Communal showering with other women is the norm, which would be super embarrassing except for the fact that only 2 minutes are allowed, and it would have to be done so quickly that there would be no time to glance around at others.  Mealtime also does not allow for socializing because only 10 minutes are allowed to eat.  I would have smiled at others in between bites, not really loving the school cafeteria-like food, with no sweets or my beloved Diet Coke. Basic training would provide a good opportunity to lose weight.

 The first phase of Basic Training includes physically daunting exercise, such as calisthenics. Never having been athletic due to my clumsiness, doing push-ups would be impossible. I would have preferred to just lie on the ground and catch up on my sleep. It is during this time that rappelling and zip-lining would be practiced, 2 activities that would exacerbate my motion sickness.

Learning about weapons and guns is important, of course.  Having to lay on the ground on my stomach with the rifle held up to my shoulder would be a very gawky position.  I would have been so busy trying to balance that it would have been impossible to actually shoot the weapon.

There is also gas chamber training. It is part of the Armed Services “chemical, biological, radiological and nuclear defense.” It involves wearing a suit, boots, mask, and gloves, and going into a locked chamber that fills up with tear gas.

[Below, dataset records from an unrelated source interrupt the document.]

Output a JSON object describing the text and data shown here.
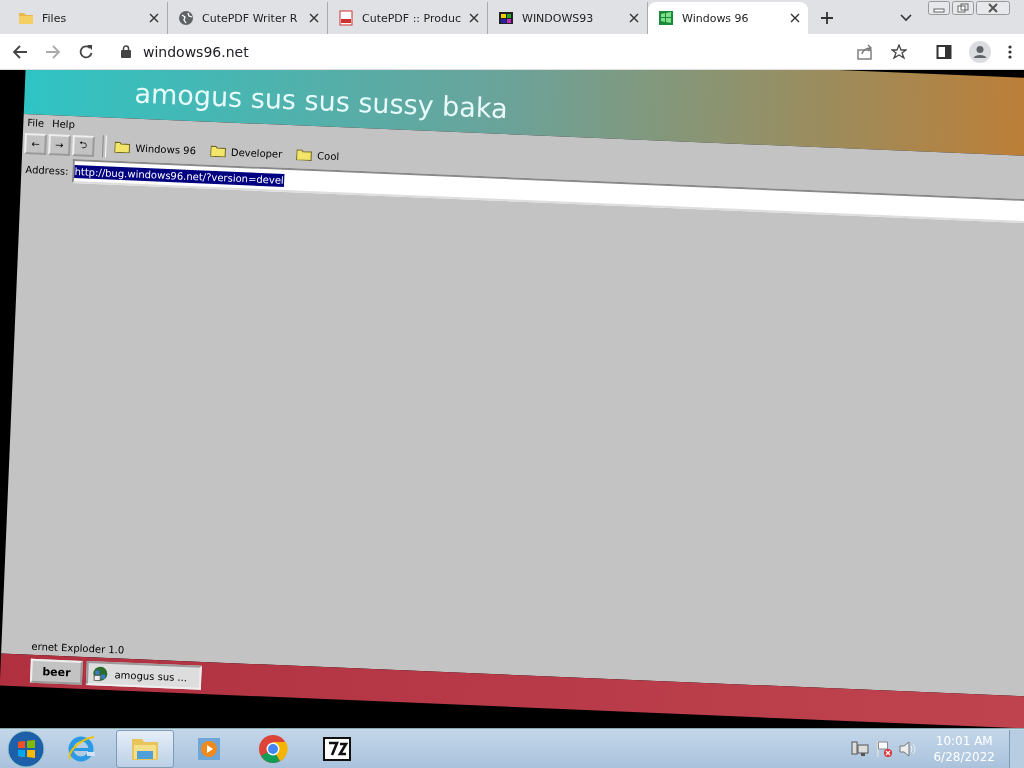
{
  "browser": {
    "tabs": [
      {
        "title": "Files",
        "kind": "folder",
        "selected": false
      },
      {
        "title": "CutePDF Writer R",
        "kind": "globe",
        "selected": false
      },
      {
        "title": "CutePDF :: Produc",
        "kind": "document",
        "selected": false
      },
      {
        "title": "WINDOWS93",
        "kind": "tiles",
        "selected": false
      },
      {
        "title": "Windows 96",
        "kind": "logo",
        "selected": true
      }
    ],
    "address": "windows96.net"
  },
  "page": {
    "title": "amogus sus sus sussy baka",
    "menu": [
      "File",
      "Help"
    ],
    "nav_buttons": [
      "←",
      "→",
      "⮌"
    ],
    "bookmarks": [
      "Windows 96",
      "Developer",
      "Cool"
    ],
    "address_label": "Address:",
    "address_value": "http://bug.windows96.net/?version=devel",
    "status_text": "ernet Exploder 1.0",
    "start_button": "beer",
    "tasks": [
      {
        "label": "amogus sus ...",
        "selected": true
      }
    ]
  },
  "taskbar": {
    "apps": [
      {
        "kind": "ie",
        "active": false
      },
      {
        "kind": "explorer",
        "active": true
      },
      {
        "kind": "media",
        "active": false
      },
      {
        "kind": "chrome",
        "active": false
      },
      {
        "kind": "archive",
        "active": false
      }
    ],
    "time": "10:01 AM",
    "date": "6/28/2022"
  }
}
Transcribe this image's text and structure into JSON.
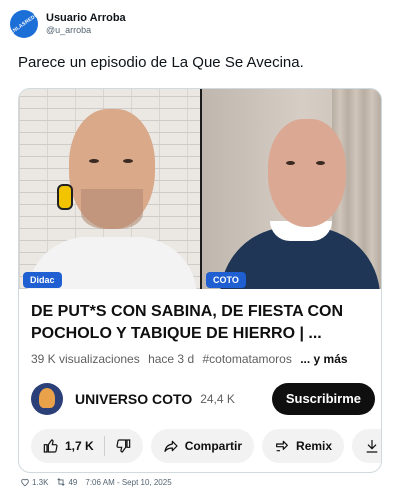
{
  "tweet": {
    "avatar_watermark": "VISTOENLASREDES.com",
    "display_name": "Usuario Arroba",
    "handle": "@u_arroba",
    "text": "Parece un episodio de La Que Se Avecina.",
    "likes": "1.3K",
    "retweets": "49",
    "timestamp": "7:06 AM - Sept 10, 2025"
  },
  "video": {
    "left_name_tag": "Didac",
    "right_name_tag": "COTO",
    "title": "DE PUT*S CON SABINA, DE FIESTA CON POCHOLO Y TABIQUE DE HIERRO | ...",
    "views": "39 K visualizaciones",
    "age": "hace 3 d",
    "hashtag": "#cotomatamoros",
    "more": "... y más"
  },
  "channel": {
    "name": "UNIVERSO COTO",
    "subscribers": "24,4 K",
    "subscribe_label": "Suscribirme"
  },
  "actions": {
    "like_count": "1,7 K",
    "share_label": "Compartir",
    "remix_label": "Remix",
    "download_label": "De"
  },
  "colors": {
    "name_tag": "#1f5fd1",
    "subscribe_bg": "#0f0f0f",
    "pill_bg": "#f2f2f2"
  }
}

Fortunately, unlike actual exposure to chemical, biological, radiological, or nuclear poisons, this gas gets shut off after a few minutes. It is not child’s play, and there is a warning not to wear contact lenses into the chamber because the crystals from the gas will fuse them to the eyes.

Even though I jest, basic training is no joke, and I admire anyone who graduated from such a program.  Beyond that, graduates go on to fight for our freedom, putting themselves in situations so much worse than basic training, where the weapon fighting is real and poisonous gases may come at a time when full protective gear is not readily available. Combat injuries abound, and the threat of death is around every corner. Every single person who has served in the military gets my upmost respect.  Thank you!